Om een hoop te vinden keek ik naar rechts, oftewel het verleden, maar ik zag het verleden als een groot graf van mijn vader, mijn opa’s en mijn soortgenoten. In de plaats van troost vond ik verschrikking. Ik keek daarna naar links, wat mijn toekomst voorstelt, en zocht naar een geneesmiddel. Ik zag mijzelf, mijn soortgenoten en onze nakomelingen als een grot en donker graf. In plaats van vriendschap, toonde het afschuw. Na links en rechts verafschuwd te hebben, keek ik naar het heden. Voor mijn onwetende en oude gedachten leek deze dag op een grafkist die mijn half overleden, rillend lichaam droeg.

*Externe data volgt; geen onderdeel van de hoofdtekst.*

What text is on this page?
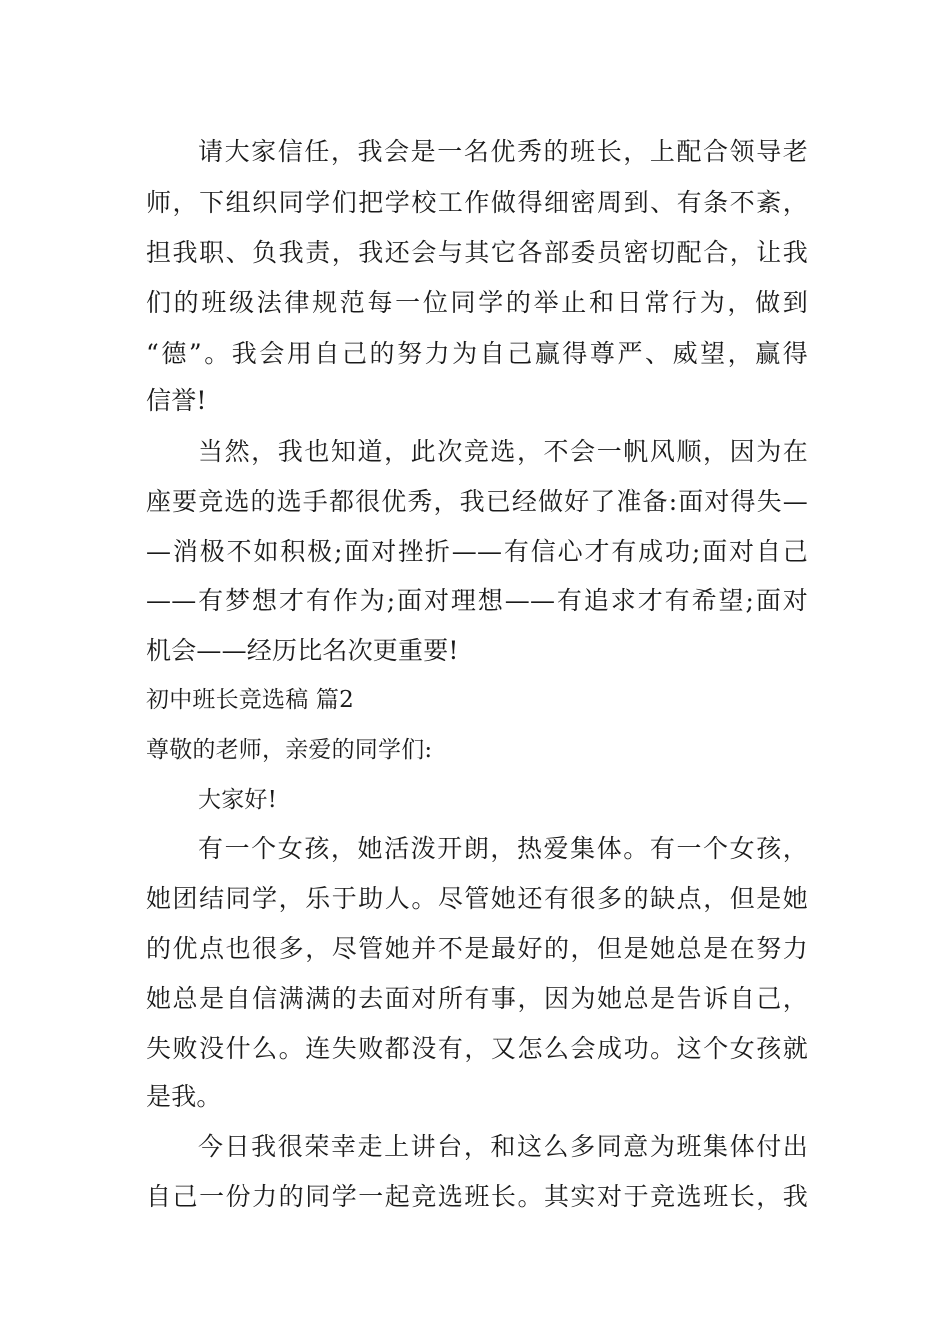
请大家信任，我会是一名优秀的班长，上配合领导老
师，下组织同学们把学校工作做得细密周到、有条不紊，
担我职、负我责，我还会与其它各部委员密切配合，让我
们的班级法律规范每一位同学的举止和日常行为，做到
“德”。我会用自己的努力为自己赢得尊严、威望，赢得
信誉!
当然，我也知道，此次竞选，不会一帆风顺，因为在
座要竞选的选手都很优秀，我已经做好了准备:面对得失—
—消极不如积极;面对挫折——有信心才有成功;面对自己
——有梦想才有作为;面对理想——有追求才有希望;面对
机会——经历比名次更重要!
初中班长竞选稿 篇2
尊敬的老师，亲爱的同学们:
大家好!
有一个女孩，她活泼开朗，热爱集体。有一个女孩，
她团结同学，乐于助人。尽管她还有很多的缺点，但是她
的优点也很多，尽管她并不是最好的，但是她总是在努力
她总是自信满满的去面对所有事，因为她总是告诉自己，
失败没什么。连失败都没有，又怎么会成功。这个女孩就
是我。
今日我很荣幸走上讲台，和这么多同意为班集体付出
自己一份力的同学一起竞选班长。其实对于竞选班长，我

Nadat ik ook hierdoor radeloos werd, hief ik mijn hoofd omhoog en keek naar de top van de boom die mijn leven voorstelt. Ik zag dat die boom één enkele vrucht droeg en dat was mijn lijk. Dat lijk hangt aan de top van de boom en kijkt mij aan. Ik werd hier ook misselijk van en keek omlaag. Ik bekeek de wortels van de boom die mijn leven voorstelt, en zag dat de wortels en mijn botten met de grond, de bron van mijn schepping, vermengd was en hierdoor onder de voeten wordt vertrapt. Dit leek ook geen medicijn te zijn. Het vergrootte mijn probleem alleen maar. Ik keek daarom verplicht naar achteren en zag dat deze betekenisloze, voorbijgaande wereld in bodemloze ravijnen en roetzwarte duisternissen heen en weer rolt. Ik zocht een medicijn voor mijn ziekte en kreeg vergif toegediend. Vanuit dit standpunt zag ik ook niets goeds. Ik keek toen naar voren en stuurde mijn gedachte vooruit. Ik zag dat de deur van mijn graf precies op mijn weg stond. De deur stond open en keek mij aan. Ik zag aan de andere kant van de deur de weg die naar de eeuwigheid gaat en de groepen die deze weg volgen. Tegen de schrikwekkende beelden uit deze zes richtingen, had ik geen ander houvast en geen ander wapen om mij te verdedigen dan mijn kleine, eigen wil. Dit is het enige menselijke wapen tegen deze talloze vijanden en eindeloze gevaarlijke dingen, maar de eigen wil is onvolmaakt, kort, arm en machteloos en kan niets anders doen dan keuzes maken. Het kan niet naar het verleden gaan om het verdriet dat uit die tijd komt, te laten zwijgen en het kan ook niet naar de toekomst gaan om de angst die het uitstraalt, te verbieden. Ik begreep dat het voor de smart en leed die met het verleden en de toekomst verbonden zijn, nutteloos was.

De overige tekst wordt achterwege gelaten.